Strong earnings reports from retailers Target and Lowe's helped power the stock market higher on Wednesday morning. The Dow Jones Industrial Average (^DJI 0.38%) was up 1.8% at 11:30 a.m. EDT.
Shares of beverage giant Coca-Cola (KO 0.03%) and chip giant Intel (INTC 0.70%) surged on Wednesday, despite negative news for both companies. Coca-Cola's CEO warned in an interview about weak sales volume in May and a painful recovery from the pandemic, and Intel's latest high-end gaming CPU was met with mixed reviews.
More pain for Coca-Cola
Coca-Cola depends on the restaurant industry and other away-from-home channels for roughly half of its revenue.
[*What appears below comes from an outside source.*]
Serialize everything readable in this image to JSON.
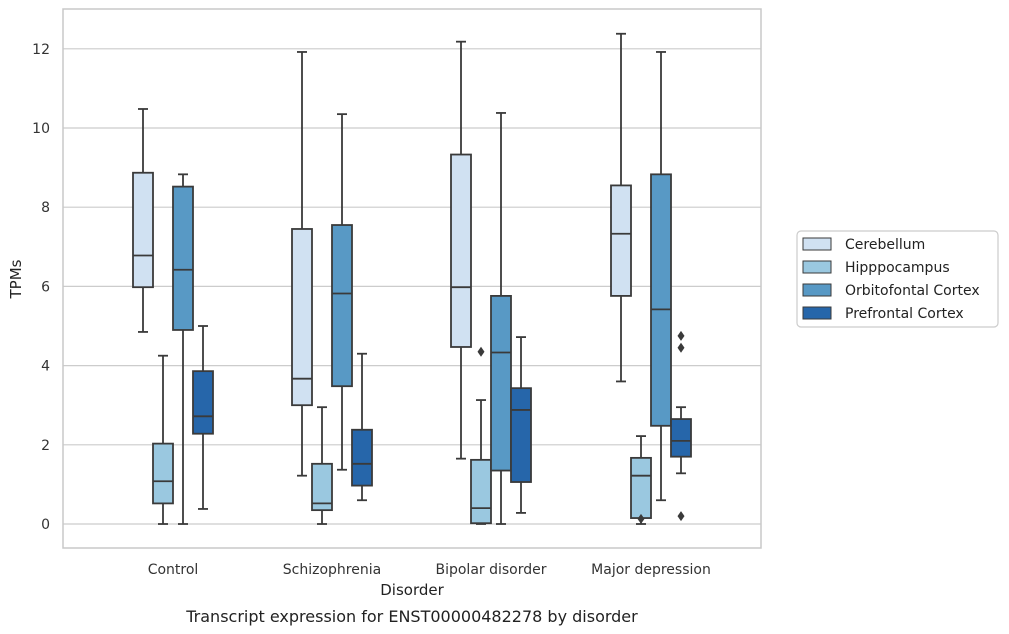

With U.S. restaurants still largely operating without dine-in service, the century-old beverage company is taking it on the chin.
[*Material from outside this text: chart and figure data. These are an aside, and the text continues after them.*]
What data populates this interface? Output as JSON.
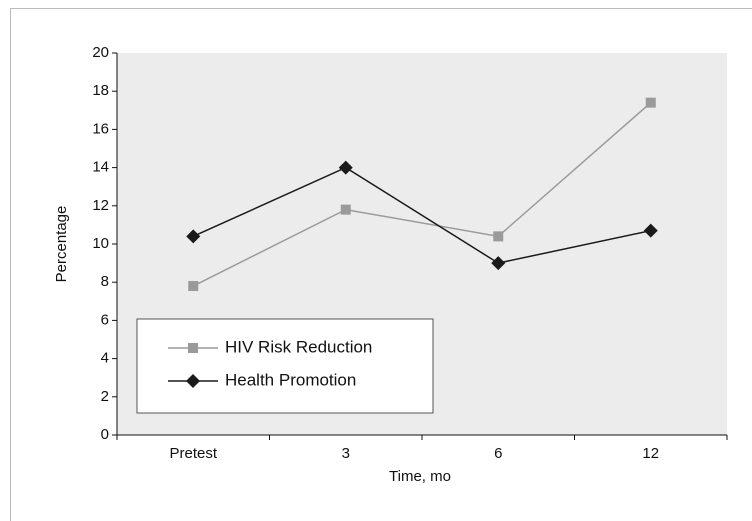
{
  "chart_data": {
    "type": "line",
    "categories": [
      "Pretest",
      "3",
      "6",
      "12"
    ],
    "series": [
      {
        "name": "HIV Risk Reduction",
        "color": "#9a9a9a",
        "marker": "square",
        "values": [
          7.8,
          11.8,
          10.4,
          17.4
        ]
      },
      {
        "name": "Health Promotion",
        "color": "#1a1a1a",
        "marker": "diamond",
        "values": [
          10.4,
          14.0,
          9.0,
          10.7
        ]
      }
    ],
    "xlabel": "Time, mo",
    "ylabel": "Percentage",
    "ylim": [
      0,
      20
    ],
    "yticks": [
      0,
      2,
      4,
      6,
      8,
      10,
      12,
      14,
      16,
      18,
      20
    ],
    "legend": "lower left"
  }
}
Global sales volumes were down around 25% in April, and that negative trend continued into May, according to CEO James Quincey in an interview on CNBC's Squawk Box. Volumes are down less in May, but Quincey expects consumers to be more frugal as the world exits lockdown.
"We're gonna have to recognize that coming after this virus crisis will be the economic impact and hangover of the lockdown, and there will be a much greater focus from the consumer on affordability or getting the prices lower," Quincey told CNBC.
In China, where stay-at-home orders began being eased in April, sales have still not recovered to prepandemic levels. "The economic impact of the lockdown is just starting to begin," Quincey said.
Even after restaurants, movie theaters, and other venues reopen, some consumers may not return until the pandemic is fully contained. Coca-Cola's sales should bounce back to a degree as the U.S. economy reopens, but demand may settle at a substantially lower level than the company is used to.
Despite Quincey's warnings about a slow recovery, shares of Coca-Cola were up 3% by late Wednesday morning. The stock remains 24% below its 52-week high.
Intel struggles to catch AMD
The story in the PC CPU market over the past couple of years has been a renewed competitiveness between Intel and rival Advanced Micro Devices (AMD 2.50%). Intel spent many years in a dominant position, with AMD's inferior products left with the scraps. But starting with the launch of AMD's Ryzen processors in 2017, the tables began to turn.
AMD is now on its third generation of Ryzen chips, which are built using an advanced 7-nanometer manufacturing process supplied by TSMC. Intel builds its chips in-house, but it's struggled to move away from its aging 14nm process. This has opened the door for AMD to make a comeback.
On Wednesday, the first reviews for Intel's new line of desktop processors began to roll out. The i9-10900K, a 10-core chip priced at nearly $500, is Intel's answer to AMD's high-end Ryzen offerings. The problem for Intel is that this power-hungry chip comes with a big downside.
The 10900K goes up against AMD's Ryzen 9 3900X, a 12-core chip that can be found at retail right now for $420. Intel's new chip is powerful, outperforming AMD's chip in some tests, particularly when the core count doesn't matter. But it does so by using a tremendous amount of power. Under load, Tom's Hardware found that the 10900K drew about 75% more power than AMD's chip.
Intel's struggles dealing with competition hasn't really hurt the stock. While Intel stock is down 9% from its 52-week high, it's up 40% over the past year. Shares of Intel were up 4.9% Wednesday morning as investors ignored the mixed reviews for its latest chip.